约纳斯的责任伦理的绝对命令是要求人对自然承担责任和义务,因为我们现在所做的一切对时间上未来的人类和空间上遥远的区域的影响远比我们所能想象的深刻得多。人对自然和未来的人的责任和义务构成了责任原理的核心。人的责任并不仅仅是为已经做的事情负责,而且还要为未来做的事情负责,承担自己的义务。人对自然和未来的生命的伦理责任就在于:“任何行动必须从人类的长远存在着想,或者任何行动的后果不能对未来的生命造成破坏。”这是对整个人类提出的伦理原理,而不是针对某个个体。约纳斯批评海德格尔说:“从未有过一种哲学像存在主义这样对自然漠不关心。在海德格尔那里,人们听到的是作为烦劳操心的此在,但是这是从精神方面来谈的,而不是从定要烦劳操心的物质基础即身体来谈的。只有通过身体,我们才是自然的一部分,并且受制约地融入周围的自然世界之中。”(22)约纳斯认为存在主义是双重地或加倍地遗忘了自然世界。全球伦理的主要倡导者德国哲学家、神学家汉斯·昆提出了全球伦理的两项基本原则最。第一项:必须人道地对待每一个人。第二项:己所不欲,勿施于人。 根据上述两项原则,有四条不容变更或者必须遵从的人道准则:尊重所有的生命;公平诚实地交易;讲诚实,做诚实事;彼此尊重,彼此爱护。每一条都体现着相应的尊重、公正、宽容、诚信、平等等伦理责任。汉斯·昆相信,如果以上述两项基本原则和四条不可更改的准则为先决条件建立起全球人类价值观,那么,这个新的世界秩序将会更加美好。人在自然界处于优势地位,人就要承担维护自然界的其他生命体的重大责任。

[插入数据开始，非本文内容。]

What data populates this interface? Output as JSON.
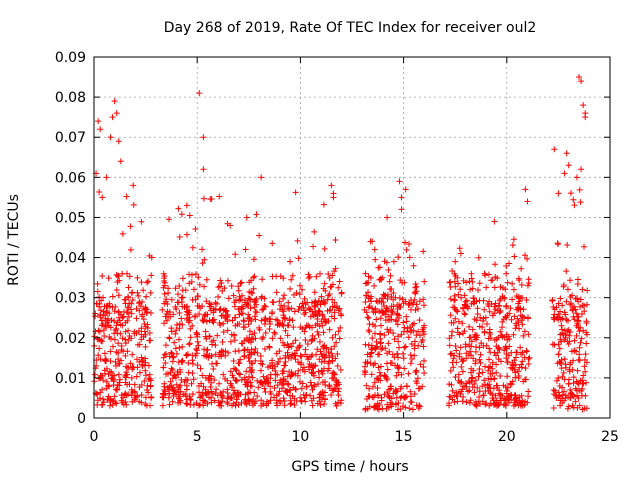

在公共行政与管理伦理学中,责任是最为重要的概念,成为建构行政伦理学的轴心和关键。责任政治中的“责任”具有两个方面的 特性:可算帐性和可解释性。前者是指人民可以找行政人“算帐”,后者有义务向人民“交帐”或“报帐”;而“算帐”的结果可以帮助人民判断“帐目”是否清楚,责任是否分明,从而决定行政人的去留。可解释性则是指政府行政人员的行为可以做出合理的解释,行为的动机、过程、结果及影响,都能得到相应的合理说明,否则就是不负责任,可以问责的。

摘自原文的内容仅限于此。